Eine Problematik die alsbald eine Menge verschiedenster Filme ereilen wird. Was wenn sich kein Investor findet und der Film anstatt im Kino, auf einer der vielen Streaming Anbieter läuft?

 

Annihilation: Falscher Film oder falsches Publikum

 

Ein Fall, der sich in Zukunft öfter ereignen könnte, anstatt einer Leinwand Darstellung des Survival-Trips, wurde er einfach von Netflix aufgekauft. Bevor auch nur die Möglichkeit bestand sich das bunte Spektakel im zweiten Wohnzimmer anzuschauen, konnte man ihn schon bequem im ersten streamen. Ohne einen Cent zu Zahlen. Die frage die bleibt, wer ist schuld?

 

Als der Film damals verschiedensten Investoren gezeigt wurde, waren alle eher abgeneigt. Der Film sei zu intelligent für das durchschnittliche Publikum.
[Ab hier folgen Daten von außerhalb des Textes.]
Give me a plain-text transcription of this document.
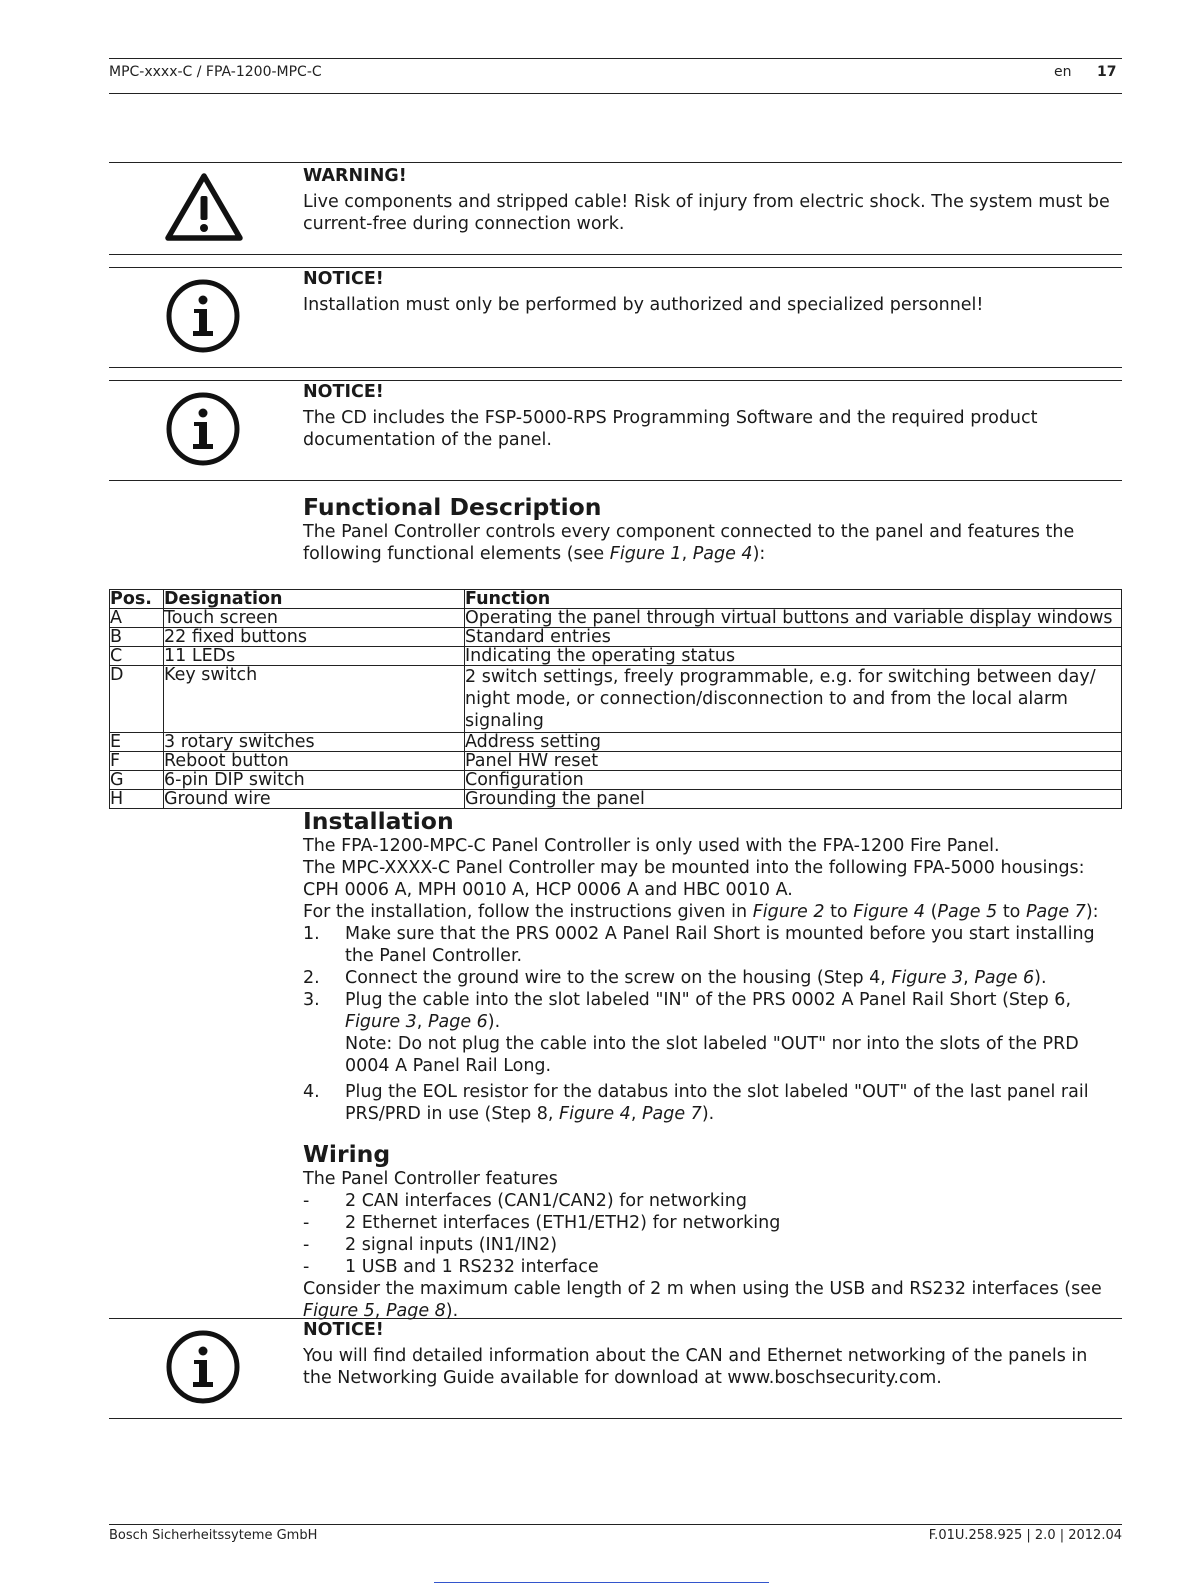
MPC-xxxx-C / FPA-1200-MPC-C	en 17
WARNING!
Live components and stripped cable! Risk of injury from electric shock. The system must be current-free during connection work.
NOTICE!
Installation must only be performed by authorized and specialized personnel!
NOTICE!
The CD includes the FSP-5000-RPS Programming Software and the required product documentation of the panel.
Functional Description
The Panel Controller controls every component connected to the panel and features the following functional elements (see Figure 1, Page 4):
Pos.	Designation	Function
A	Touch screen	Operating the panel through virtual buttons and variable display windows
B	22 fixed buttons	Standard entries
C	11 LEDs	Indicating the operating status
D	Key switch	2 switch settings, freely programmable, e.g. for switching between day/ night mode, or connection/disconnection to and from the local alarm signaling
E	3 rotary switches	Address setting
F	Reboot button	Panel HW reset
G	6-pin DIP switch	Configuration
H	Ground wire	Grounding the panel
Installation
The FPA-1200-MPC-C Panel Controller is only used with the FPA-1200 Fire Panel.
The MPC-XXXX-C Panel Controller may be mounted into the following FPA-5000 housings: CPH 0006 A, MPH 0010 A, HCP 0006 A and HBC 0010 A.
For the installation, follow the instructions given in Figure 2 to Figure 4 (Page 5 to Page 7):
1. Make sure that the PRS 0002 A Panel Rail Short is mounted before you start installing the Panel Controller.
2. Connect the ground wire to the screw on the housing (Step 4, Figure 3, Page 6).
3. Plug the cable into the slot labeled "IN" of the PRS 0002 A Panel Rail Short (Step 6, Figure 3, Page 6).
Note: Do not plug the cable into the slot labeled "OUT" nor into the slots of the PRD 0004 A Panel Rail Long.
4. Plug the EOL resistor for the databus into the slot labeled "OUT" of the last panel rail PRS/PRD in use (Step 8, Figure 4, Page 7).
Wiring
The Panel Controller features
- 2 CAN interfaces (CAN1/CAN2) for networking
- 2 Ethernet interfaces (ETH1/ETH2) for networking
- 2 signal inputs (IN1/IN2)
- 1 USB and 1 RS232 interface
Consider the maximum cable length of 2 m when using the USB and RS232 interfaces (see Figure 5, Page 8).
NOTICE!
You will find detailed information about the CAN and Ethernet networking of the panels in the Networking Guide available for download at www.boschsecurity.com.
Bosch Sicherheitssyteme GmbH	F.01U.258.925 | 2.0 | 2012.04
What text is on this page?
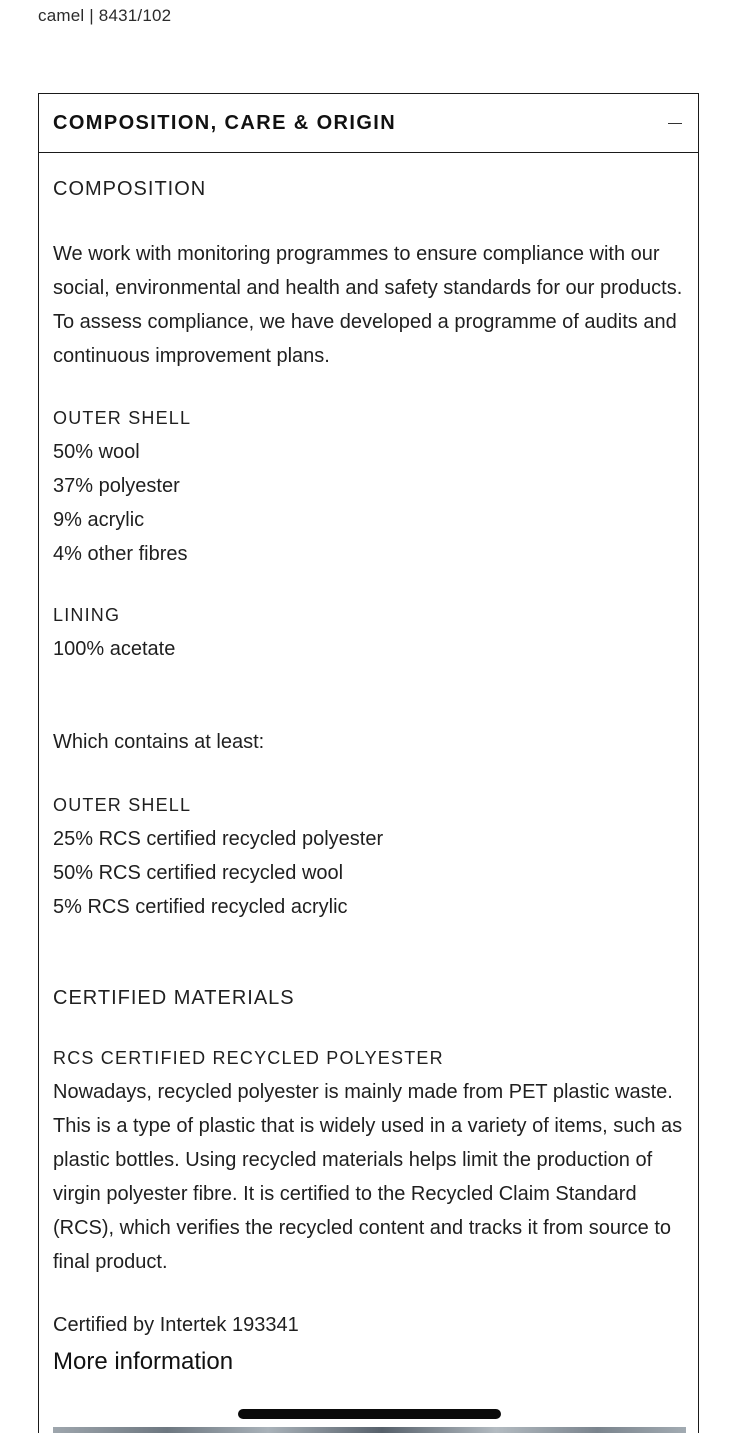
camel | 8431/102
COMPOSITION, CARE & ORIGIN
COMPOSITION
We work with monitoring programmes to ensure compliance with our social, environmental and health and safety standards for our products. To assess compliance, we have developed a programme of audits and continuous improvement plans.
OUTER SHELL
50% wool
37% polyester
9% acrylic
4% other fibres
LINING
100% acetate
Which contains at least:
OUTER SHELL
25% RCS certified recycled polyester
50% RCS certified recycled wool
5% RCS certified recycled acrylic
CERTIFIED MATERIALS
RCS CERTIFIED RECYCLED POLYESTER
Nowadays, recycled polyester is mainly made from PET plastic waste. This is a type of plastic that is widely used in a variety of items, such as plastic bottles. Using recycled materials helps limit the production of virgin polyester fibre. It is certified to the Recycled Claim Standard (RCS), which verifies the recycled content and tracks it from source to final product.
Certified by Intertek 193341
More information
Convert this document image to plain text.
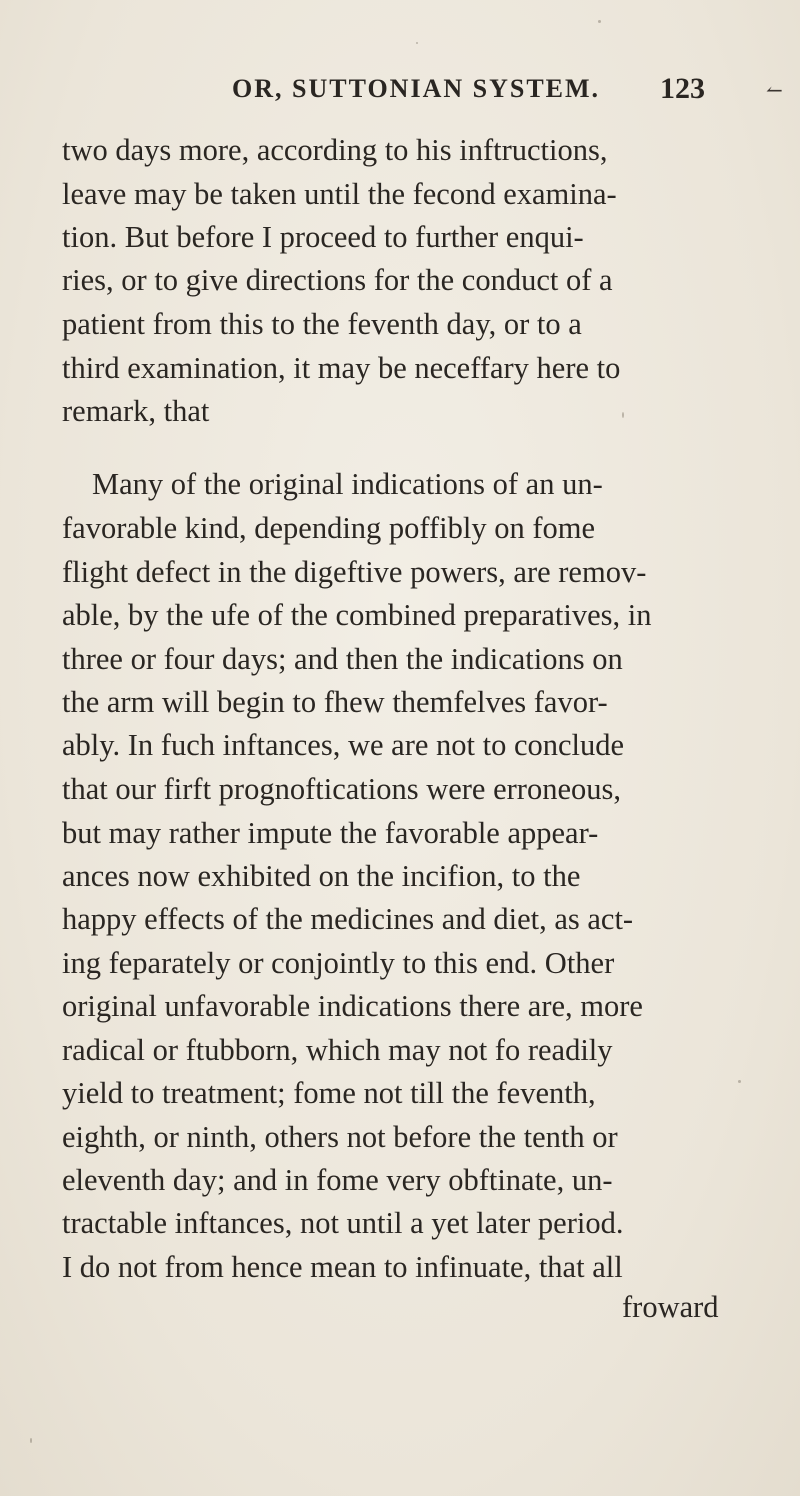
OR, SUTTONIAN SYSTEM. 123	↼
two days more, according to his inftructions,
leave may be taken until the fecond examina-
tion. But before I proceed to further enqui-
ries, or to give directions for the conduct of a
patient from this to the feventh day, or to a
third examination, it may be neceffary here to
remark, that
Many of the original indications of an un-
favorable kind, depending poffibly on fome
flight defect in the digeftive powers, are remov-
able, by the ufe of the combined preparatives, in
three or four days; and then the indications on
the arm will begin to fhew themfelves favor-
ably. In fuch inftances, we are not to conclude
that our firft prognoftications were erroneous,
but may rather impute the favorable appear-
ances now exhibited on the incifion, to the
happy effects of the medicines and diet, as act-
ing feparately or conjointly to this end. Other
original unfavorable indications there are, more
radical or ftubborn, which may not fo readily
yield to treatment; fome not till the feventh,
eighth, or ninth, others not before the tenth or
eleventh day; and in fome very obftinate, un-
tractable inftances, not until a yet later period.
I do not from hence mean to infinuate, that all
froward
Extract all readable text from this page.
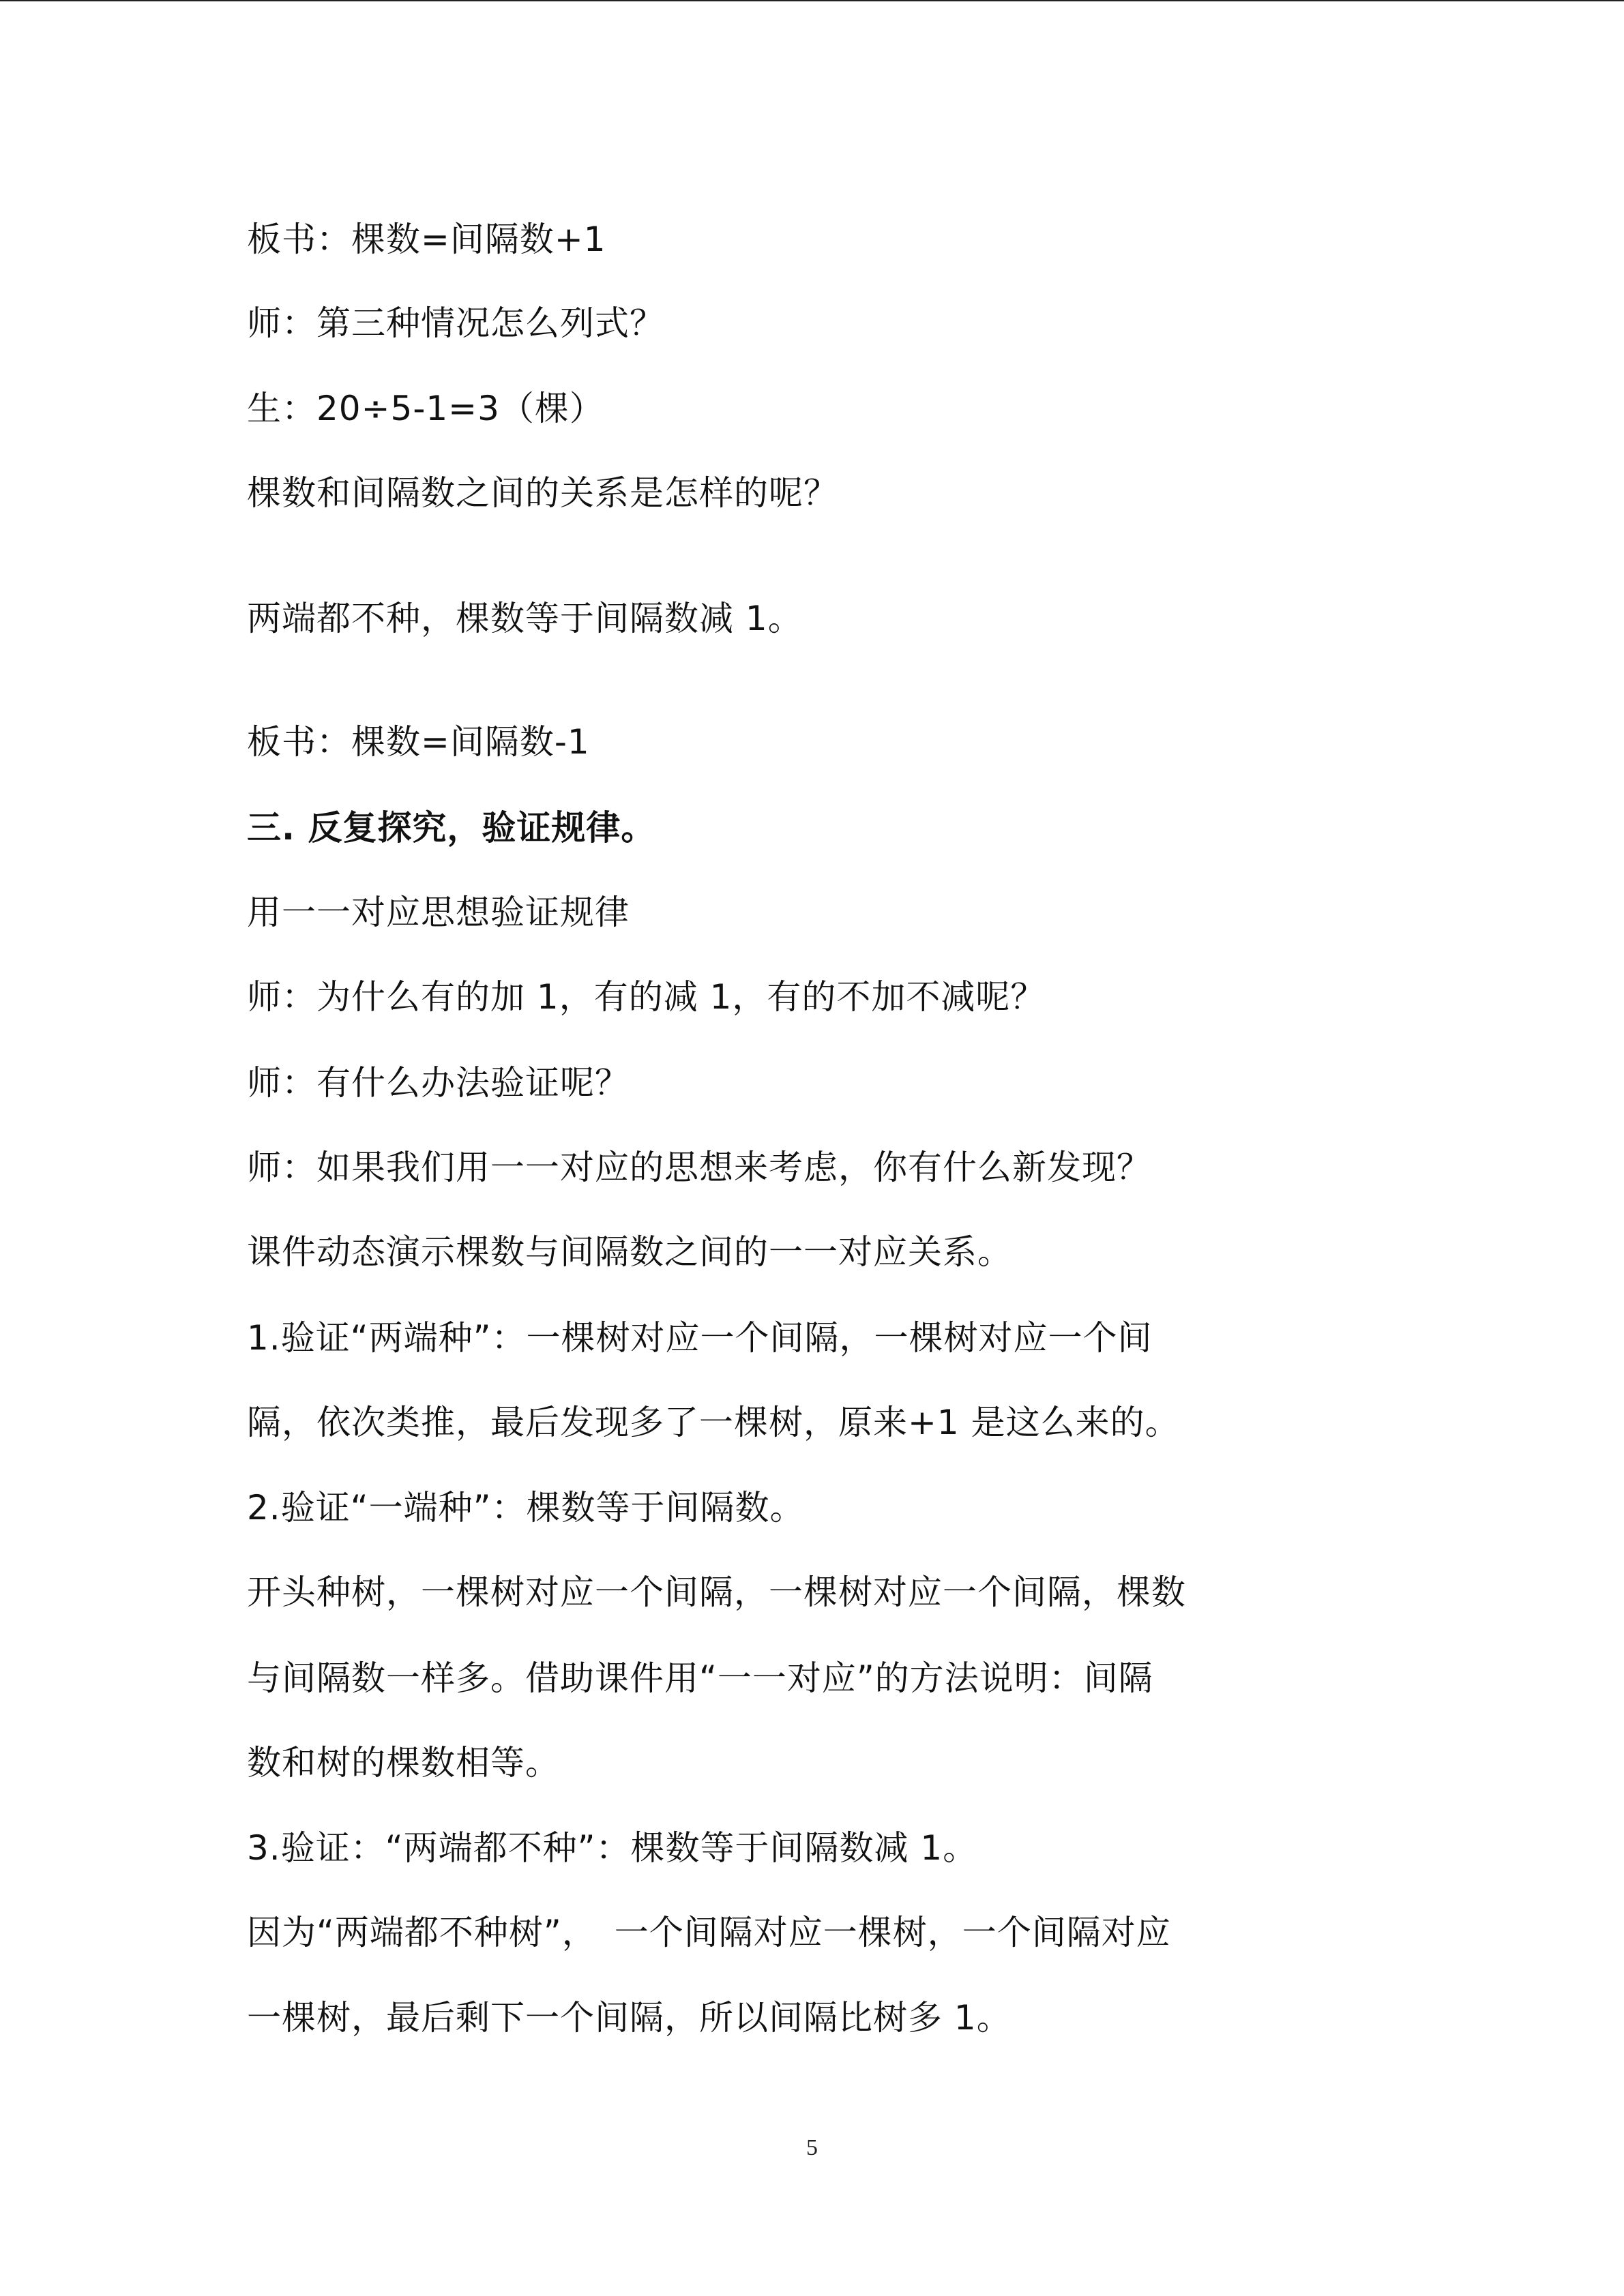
板书：棵数=间隔数+1
师：第三种情况怎么列式？
生：20÷5-1=3（棵）
棵数和间隔数之间的关系是怎样的呢？
两端都不种，棵数等于间隔数减 1。
板书：棵数=间隔数-1
三. 反复探究，验证规律。
用一一对应思想验证规律
师：为什么有的加 1，有的减 1，有的不加不减呢？
师：有什么办法验证呢？
师：如果我们用一一对应的思想来考虑，你有什么新发现？
课件动态演示棵数与间隔数之间的一一对应关系。
1.验证“两端种”：一棵树对应一个间隔，一棵树对应一个间
隔，依次类推，最后发现多了一棵树，原来+1 是这么来的。
2.验证“一端种”：棵数等于间隔数。
开头种树，一棵树对应一个间隔，一棵树对应一个间隔，棵数
与间隔数一样多。借助课件用“一一对应”的方法说明：间隔
数和树的棵数相等。
3.验证：“两端都不种”：棵数等于间隔数减 1。
因为“两端都不种树”，　一个间隔对应一棵树，一个间隔对应
一棵树，最后剩下一个间隔，所以间隔比树多 1。
5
Doch geht es beim Film nur um die Story? Wer Annihilation gesehen hat, wünscht sich dies auf einer Leinwand getan zu haben. Natürlich besitzen viele Cineasten einen Beamer plus Anlage, doch selbst das, kommt im Normalfall nicht ans Kinogefühl heran. Die Mischung aus Event, Bild, Ton und Atmosphäre, machen den Unterschied. Filme sind eigentlich fürs Kino gemacht, um sie zusammen mit anderen, vielleicht auch völlig unbekannten zu erleben. Denn in diesem Moment, wenn der ganze Saal gebannt das Lichtspiel verfolgt, herrscht für 2 bis 3 Stunden Frieden. Zumindest in diesem Raum.

 

Natürlich gibt es viele Direct to DVD Titel, doch Annihilation gehört definitiv nicht dazu. Die Szenografie ist wie eine Reise in eine andere Welt. Das Gefühl welches die Protagonisten auf ihrem Trip haben, wird durch verschiedenste optische Mittel dargestellt. So zum Beispiel das schimmernde Licht innerhalb der Zone welches wie ein Prisma gebrochen wird. Dadurch scheinen sich die Hauptdarsteller in einer Art psychedelischem Traum zu befinden. Wie der Traum von einem Eigenheim, welchen man sich zum Beispiel durch gewinne auf novoline in Erfüllung gehen lassen könnte. Dazu kommen noch ein leicht erhöhter Kontrast und eine allgemeine Überbelichtung, manche Szenen sind blendend hell, andere sehr dunkel, mit einigen hervorstechenden starken Lichtquellen.

 

Doch wenn der Film so vieles gut macht, wieso hat er es dann nicht in die Kinos geschafft. Wie schon gesagt, wurde er allgemein als zu intelligent beurteilt. Doch was soll das genau bedeuten? Das Interpretationspotenzial ist definitiv nicht abzustreiten, besonders der letzte Akt bietet aufgrund des Minimalismus eine große Angriffsfläche. Hier werden alle üblichen Regeln des Storytelling oder Spannungsaufbau über Bord geworfen und der Zuschauer wird mit dem Film komplett alleine gelassen. Alles was passiert kann in alle möglichen Richtungen gedeutet werden. Selbst am Ende ist nicht wirklich passiert, was genau im sogenannten Schimmer eigentlich passiert ist.

 

Der Film ist also nicht zu intelligent, sondern zu offen. Der normale Zuschauer wird also unbefriedigt aus dem Kino gehen. Doch ist es nicht mehr wert ein wenig die Freiheit der Kunst zu fühlen, als einfach nur einen unterhaltsamen Abend zu haben? Aus kommerzieller Sicht natürlich nicht. Genau deshalb können wir uns darauf einstellen zukünftige Experimentalfilme nur noch über Streaming Dienste zu betrachten.